Libérée de cette exigence d’explications, Tales from the Loop peut ainsi faire valoir d’autres points forts, à commencer par une ambiance poétique de toute beauté. Loin de la science-fiction technologique, l’univers créé ici préfère reprendre notre monde familier et le modifier par toutes petites touches. En général, cela se traduit par un décor des États-Unis dans les années 1970 ou 1980, perturbé seulement par des technologies rétro-futuristes ici ou là. Il y a ces grandes tours au loin, ces robots qui semblent se déplacer sans but dans la forêt, et puis évidemment le Loop lui-même sous la terre. Mais pour le reste, tout est identique à ce que l’on connaît, on n’est jamais dans la débauche technologique et l’ambiance est plus souvent rétro que futuriste. De la même manière, la réalisation est très calme et les intrigues avancent calmement, tandis que la mise en scène parie en général plus sur la beauté naturelle des paysages, avec régulièrement des plans magnifiques. C’est une série assez contemplative, qui a un grand sens du détail et qui est très bien réalisée. Elle profite aussi de sa bande-originale composée par Philip Glass et Paul Leonard-Morgan. Certes, on a parfois l’impression d’entendre un remake de la bande-originale de The Leftovers, avec une ambiance très proche de celles que Max Richter affectionne, mais la musique originale trouve sa propre voie et il faut bien reconnaître qu’elle colle à la perfection à l’univers.

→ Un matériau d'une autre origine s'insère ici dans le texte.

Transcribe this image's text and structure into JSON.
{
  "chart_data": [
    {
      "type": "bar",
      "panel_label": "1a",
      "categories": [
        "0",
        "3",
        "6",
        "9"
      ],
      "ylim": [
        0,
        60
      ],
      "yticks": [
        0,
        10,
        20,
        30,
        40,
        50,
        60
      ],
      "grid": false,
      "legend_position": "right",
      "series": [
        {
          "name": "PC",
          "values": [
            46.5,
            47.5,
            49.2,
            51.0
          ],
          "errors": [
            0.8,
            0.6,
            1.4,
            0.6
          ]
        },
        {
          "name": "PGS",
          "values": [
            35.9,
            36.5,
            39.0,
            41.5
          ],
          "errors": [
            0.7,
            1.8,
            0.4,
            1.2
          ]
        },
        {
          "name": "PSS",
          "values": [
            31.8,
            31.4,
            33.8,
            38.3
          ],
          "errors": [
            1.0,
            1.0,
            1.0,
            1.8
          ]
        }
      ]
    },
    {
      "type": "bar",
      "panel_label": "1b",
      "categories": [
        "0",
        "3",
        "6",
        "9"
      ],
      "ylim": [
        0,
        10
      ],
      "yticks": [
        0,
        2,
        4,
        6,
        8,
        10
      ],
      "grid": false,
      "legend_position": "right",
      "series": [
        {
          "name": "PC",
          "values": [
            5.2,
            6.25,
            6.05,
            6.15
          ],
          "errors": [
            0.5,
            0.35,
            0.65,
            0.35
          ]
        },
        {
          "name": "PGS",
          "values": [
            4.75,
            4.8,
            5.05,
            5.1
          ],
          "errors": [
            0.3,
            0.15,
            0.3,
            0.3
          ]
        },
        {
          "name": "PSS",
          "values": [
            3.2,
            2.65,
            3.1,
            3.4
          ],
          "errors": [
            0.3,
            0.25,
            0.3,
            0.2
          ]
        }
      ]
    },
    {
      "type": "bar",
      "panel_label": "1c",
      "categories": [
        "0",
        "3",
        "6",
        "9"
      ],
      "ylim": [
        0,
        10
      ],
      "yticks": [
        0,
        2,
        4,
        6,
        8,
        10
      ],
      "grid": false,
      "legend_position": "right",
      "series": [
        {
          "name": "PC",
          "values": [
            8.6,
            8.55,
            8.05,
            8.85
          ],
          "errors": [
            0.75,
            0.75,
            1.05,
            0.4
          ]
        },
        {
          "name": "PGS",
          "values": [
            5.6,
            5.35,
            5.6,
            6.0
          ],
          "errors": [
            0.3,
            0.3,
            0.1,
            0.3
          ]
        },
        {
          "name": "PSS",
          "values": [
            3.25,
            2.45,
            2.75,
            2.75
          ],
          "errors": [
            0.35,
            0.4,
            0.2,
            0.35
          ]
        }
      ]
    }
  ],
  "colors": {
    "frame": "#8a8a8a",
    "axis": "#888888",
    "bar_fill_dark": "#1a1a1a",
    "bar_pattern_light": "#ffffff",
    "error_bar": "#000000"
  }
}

Tales from the Loop en frustrera indéniablement plus d’un avec sa manière de ne jamais répondre aux questions et de garder le mystère jusqu’au bout. C’est pourtant son plus gros point fort et la série de Prime Video serait bien différente — et à mon avis bien inférieure — si elle expliquait de manière exhaustive tout son univers. La création de Nathaniel Halpern est intéressante justement parce qu’elle est étonnante et qu’elle n’essaie pas de se justifier, et parce qu’elle cherche au contraire à vous inciter à savourer un univers de science-fiction poétique. Ce genre de proposition assez rare est une agréable surprise, et cette première saison mérite vraiment le détour si vous pouvez accepter ce principe de départ.